Boychuk, Bohdan
Boychuk, Bohdan [Бойчук, Богдан; Bojčuk], b 11 October 1927 in the village of Bortnyky, Buchach county, Galicia, d 10 February 2017 in Kyiv. Poet, cofounder and member of the New York Group, writer, literary critic, and translator. An Ostarbeiter in Nazi Germany and postwar refugee, he lived in displaced persons camps in Germany until 1949, when he immigrated to the United States and settled in New York. An active member of the Ukrainian émigré cultural community, he was cofounder and coeditor of the New York Group’s serial publication Novi poeziï and the main organizer of the group’s publishing house. He was also an editor of literature (between 1961 and 1973) of the journal Suchasnist’, and a cofounder and coeditor of the literary journal Svito-vyd in Kyiv (1990–99).
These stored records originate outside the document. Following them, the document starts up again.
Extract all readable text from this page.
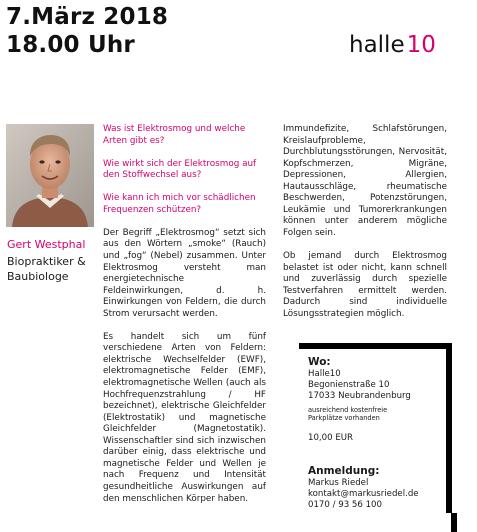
7.März 2018
18.00 Uhr	halle10
Gert Westphal
Biopraktiker &
Baubiologe

Was ist Elektrosmog und welche Arten gibt es?

Wie wirkt sich der Elektrosmog auf den Stoffwechsel aus?

Wie kann ich mich vor schädlichen Frequenzen schützen?

Der Begriff „Elektrosmog“ setzt sich aus den Wörtern „smoke“ (Rauch) und „fog“ (Nebel) zusammen. Unter Elektrosmog versteht man energietechnische Feldeinwirkungen, d. h. Einwirkungen von Feldern, die durch Strom verursacht werden.

Es handelt sich um fünf verschiedene Arten von Feldern: elektrische Wechselfelder (EWF), elektromagnetische Felder (EMF), elektromagnetische Wellen (auch als Hochfrequenzstrahlung / HF bezeichnet), elektrische Gleichfelder (Elektrostatik) und magnetische Gleichfelder (Magnetostatik). Wissenschaftler sind sich inzwischen darüber einig, dass elektrische und magnetische Felder und Wellen je nach Frequenz und Intensität gesundheitliche Auswirkungen auf den menschlichen Körper haben.

Immundefizite, Schlafstörungen, Kreislaufprobleme, Durchblutungsstörungen, Nervosität, Kopfschmerzen, Migräne, Depressionen, Allergien, Hautausschläge, rheumatische Beschwerden, Potenzstörungen, Leukämie und Tumorerkrankungen können unter anderem mögliche Folgen sein.

Ob jemand durch Elektrosmog belastet ist oder nicht, kann schnell und zuverlässig durch spezielle Testverfahren ermittelt werden. Dadurch sind individuelle Lösungsstrategien möglich.

Wo:
Halle10
Begonienstraße 10
17033 Neubrandenburg
ausreichend kostenfreie
Parkplätze vorhanden
10,00 EUR
Anmeldung:
Markus Riedel
kontakt@markusriedel.de
0170 / 93 56 100
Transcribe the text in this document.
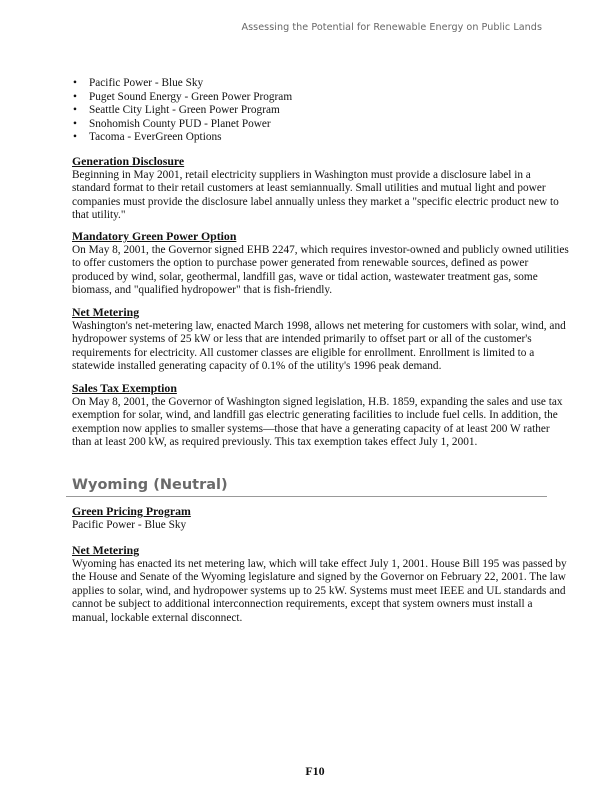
Assessing the Potential for Renewable Energy on Public Lands
• Pacific Power - Blue Sky
• Puget Sound Energy - Green Power Program
• Seattle City Light - Green Power Program
• Snohomish County PUD - Planet Power
• Tacoma - EverGreen Options
Generation Disclosure
Beginning in May 2001, retail electricity suppliers in Washington must provide a disclosure label in a
standard format to their retail customers at least semiannually. Small utilities and mutual light and power
companies must provide the disclosure label annually unless they market a "specific electric product new to
that utility."
Mandatory Green Power Option
On May 8, 2001, the Governor signed EHB 2247, which requires investor-owned and publicly owned utilities
to offer customers the option to purchase power generated from renewable sources, defined as power
produced by wind, solar, geothermal, landfill gas, wave or tidal action, wastewater treatment gas, some
biomass, and "qualified hydropower" that is fish-friendly.
Net Metering
Washington's net-metering law, enacted March 1998, allows net metering for customers with solar, wind, and
hydropower systems of 25 kW or less that are intended primarily to offset part or all of the customer's
requirements for electricity. All customer classes are eligible for enrollment. Enrollment is limited to a
statewide installed generating capacity of 0.1% of the utility's 1996 peak demand.
Sales Tax Exemption
On May 8, 2001, the Governor of Washington signed legislation, H.B. 1859, expanding the sales and use tax
exemption for solar, wind, and landfill gas electric generating facilities to include fuel cells. In addition, the
exemption now applies to smaller systems—those that have a generating capacity of at least 200 W rather
than at least 200 kW, as required previously. This tax exemption takes effect July 1, 2001.
Wyoming (Neutral)
Green Pricing Program
Pacific Power - Blue Sky
Net Metering
Wyoming has enacted its net metering law, which will take effect July 1, 2001. House Bill 195 was passed by
the House and Senate of the Wyoming legislature and signed by the Governor on February 22, 2001. The law
applies to solar, wind, and hydropower systems up to 25 kW. Systems must meet IEEE and UL standards and
cannot be subject to additional interconnection requirements, except that system owners must install a
manual, lockable external disconnect.
F10
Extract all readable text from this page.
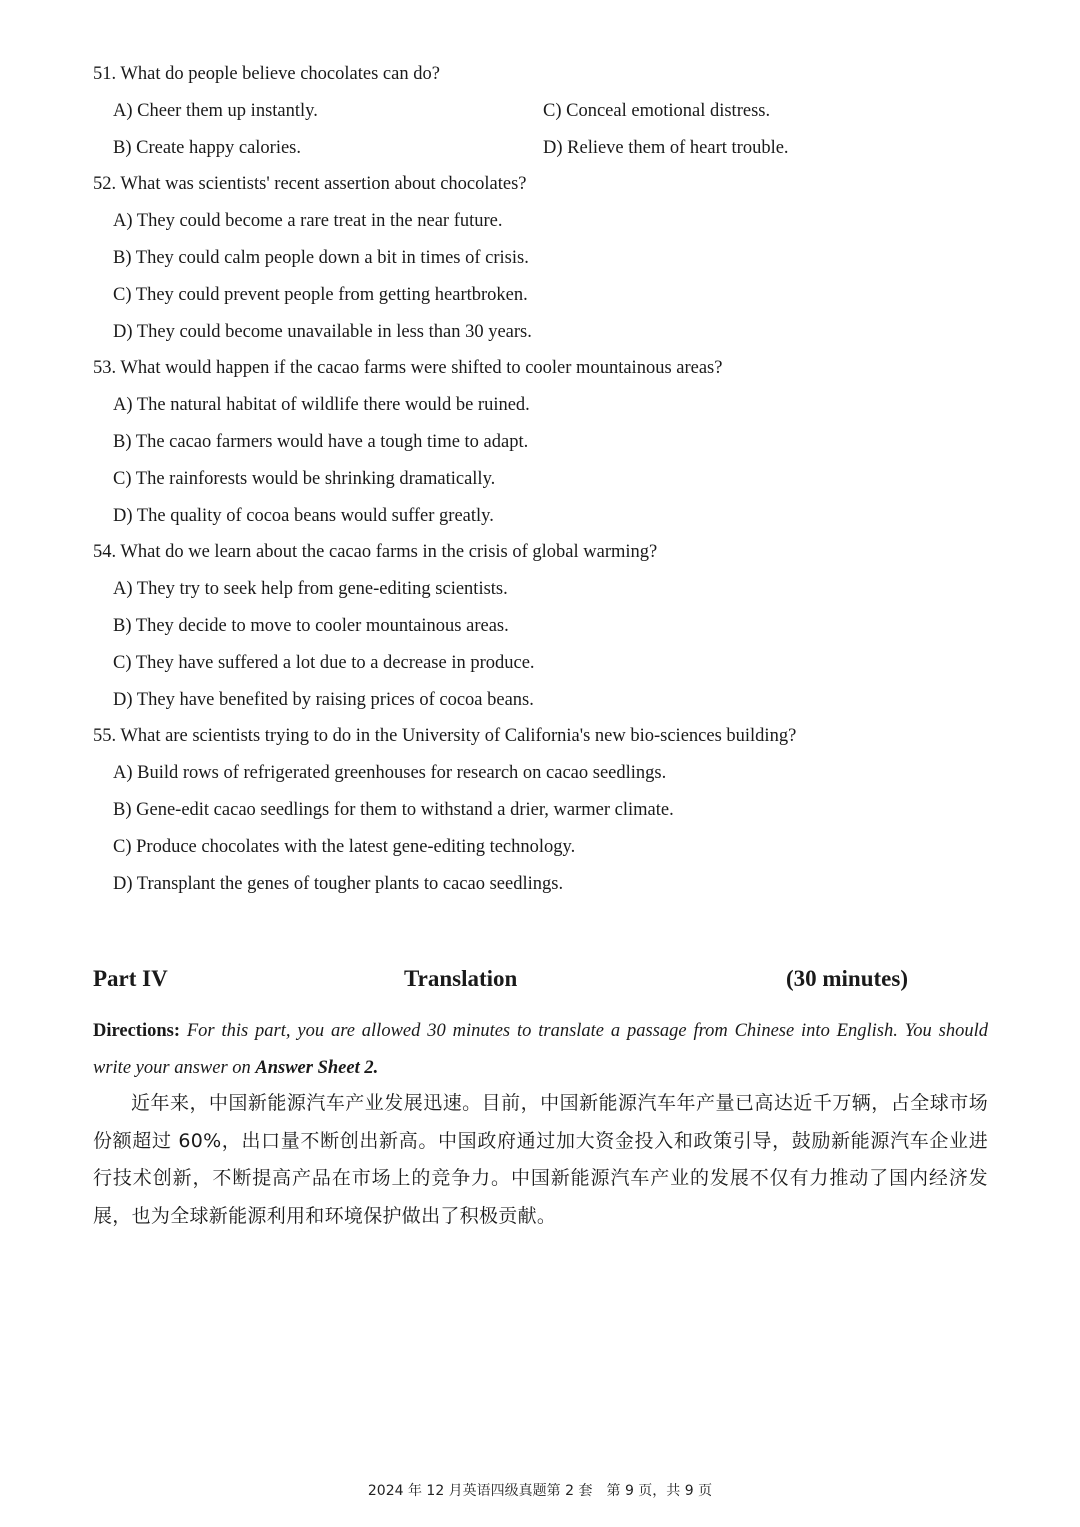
51. What do people believe chocolates can do?
A) Cheer them up instantly.	C) Conceal emotional distress.
B) Create happy calories.	D) Relieve them of heart trouble.
52. What was scientists' recent assertion about chocolates?
A) They could become a rare treat in the near future.
B) They could calm people down a bit in times of crisis.
C) They could prevent people from getting heartbroken.
D) They could become unavailable in less than 30 years.
53. What would happen if the cacao farms were shifted to cooler mountainous areas?
A) The natural habitat of wildlife there would be ruined.
B) The cacao farmers would have a tough time to adapt.
C) The rainforests would be shrinking dramatically.
D) The quality of cocoa beans would suffer greatly.
54. What do we learn about the cacao farms in the crisis of global warming?
A) They try to seek help from gene-editing scientists.
B) They decide to move to cooler mountainous areas.
C) They have suffered a lot due to a decrease in produce.
D) They have benefited by raising prices of cocoa beans.
55. What are scientists trying to do in the University of California's new bio-sciences building?
A) Build rows of refrigerated greenhouses for research on cacao seedlings.
B) Gene-edit cacao seedlings for them to withstand a drier, warmer climate.
C) Produce chocolates with the latest gene-editing technology.
D) Transplant the genes of tougher plants to cacao seedlings.
Part IV	Translation	(30 minutes)
Directions: For this part, you are allowed 30 minutes to translate a passage from Chinese into English. You should write your answer on Answer Sheet 2.
近年来，中国新能源汽车产业发展迅速。目前，中国新能源汽车年产量已高达近千万辆，占全球市场份额超过 60%，出口量不断创出新高。中国政府通过加大资金投入和政策引导，鼓励新能源汽车企业进行技术创新，不断提高产品在市场上的竞争力。中国新能源汽车产业的发展不仅有力推动了国内经济发展，也为全球新能源利用和环境保护做出了积极贡献。
2024 年 12 月英语四级真题第 2 套　第 9 页，共 9 页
Boychuk’s published modernist poetry, strongly influenced by the philosophy of Existentialism, includes Chas boliu (The Time of Pain, 1957), the long poem Zemlia bula pustoshnia (The Earth Was a Wasteland, 1959), Spomyny liubovy (Memories of Love, 1963), Virshi dlia Mekhiko (Poems for Mexico, 1964), Mandrivka til (The Journey of Bodies, 1967), Podorozh z uchytelem (Travels with the Teacher, 1976), Virshi, vybrani i peredostanni (Poems, Selected and Next to the Last, 1983), Tretia osin' (Third Autumn, 1991), and Kyivs'ki ekslibrysy (Kyiv Ex-Librises, 2006). A two volume edition of his selected poetry was published in Kyiv in 2007. His prose works include Dvi zhinky Al'berta (Albert’s Two Women, 2002), Try romany (Three Novels, 2004), Nad sakral'nym ozerom (At the Sacred Lake, 2006), and Moï feministky (My Feminists, 2011). He is also the author of Dvi dramy (Two Dramas, 1968) and a memoir Spomyny v biohrafiï (Memoirs within a Biography, 2003). Boychuk has translated Spanish and American poetry into Ukrainian, Ukrainian poetry (the poetry of Bohdan Ihor Antonych and Ivan Drach) into English, and has edited several anthologies and books of Ukrainian poetry (including collected works of Oleksa Stefanovych and Bohdan Kravtsiv), memoirs (of Yosyp Hirniak), and books on Ukrainian émigré artists.